Hug that man. We're not gonna do it, but still... Bobby Bowden says he's never seen the Seminoles play worse, meaning he really hasn't been paying attention: the Wake Forest game last year was far more awesome. Did we say awesome? We meant to say astonishingly incompetent. Which is awesome.
Jimbo Fisher described the Florida State offense as "unorganized chaos." Anyone who expected to see a 40 point-dropping Wehrmacht from day one was delusional in principle: teams take time to congeal properly on both sides of the ball. However, given the "rat-trapping" and other crapulent play by a very young FSU offense, just flat-out delusional (no principles attached) may also be considered a proper description.

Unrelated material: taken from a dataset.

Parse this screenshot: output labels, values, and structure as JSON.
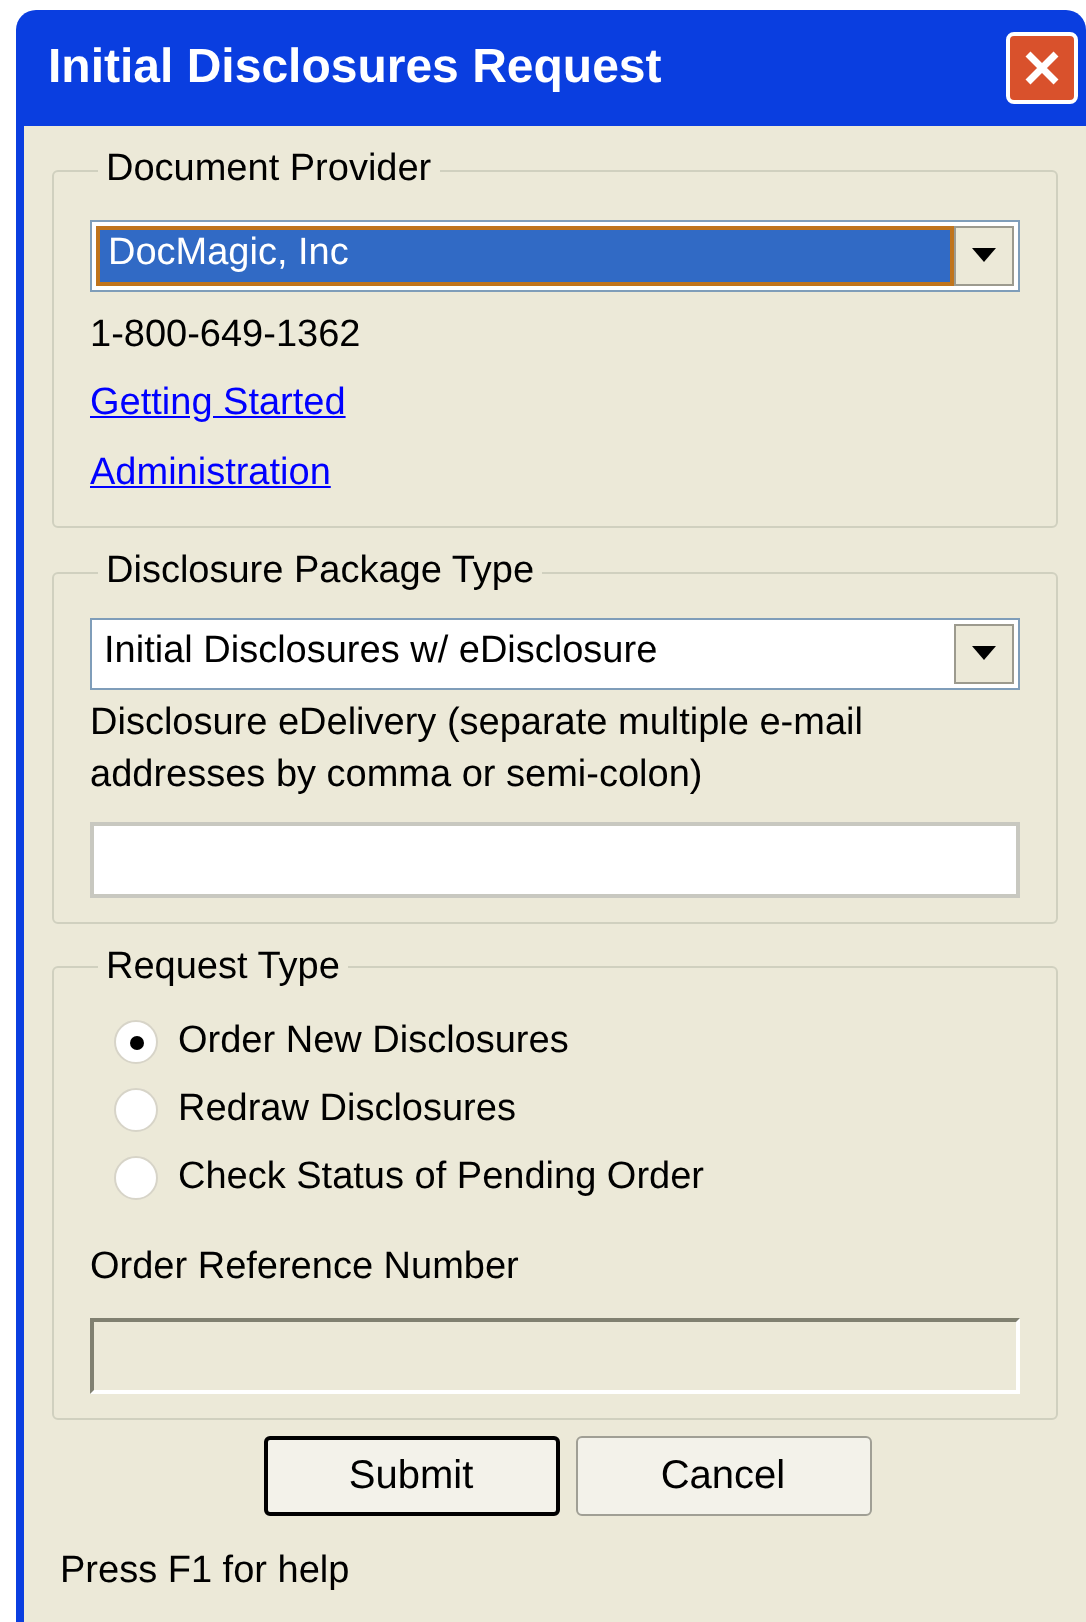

What, you can't eat eagle? Deuteronomy is weird. Rocky Top Talk proves once again that we weren't paying a skint of attention in CCD by informing us that even if we were going to play Southern Mississippi this year, the Bible forbids eating eagle (and bat--what, no bat? Heathenism has its advantages, dear reader. And if you're not going to finish your bat, we'll eat it...)
Fortunately the Gators will be stuffing the Trojans this Saturday. Pretty much what we imagine young college -age athletes doing every Saturday night anyway, actually. Again, thanks to Michigan for making sure other megaprograms are properly scared shitless and violent come Saturday.
His handlebar mustache most disrespects you. Pat Hill, talking shit from the WAC.
"Whenever you get speed against a Big Ten team," Hill said, "you’ve got a chance to win."
It is also fair to say that whenever you get a Pat Hill-coached team in the 21st century WAC, you stand exactly zero chance of winning the WAC.
Do your dance, bald fat man. A Memphis Tiger fan's prognosticating skills may stink, but feel the contagion of his joy with the little dance at the end. Coach Ed Orgeron later tracked this man down after the game, had him smoked and candied, and will feed on him at his leisure throughout the 2007 season.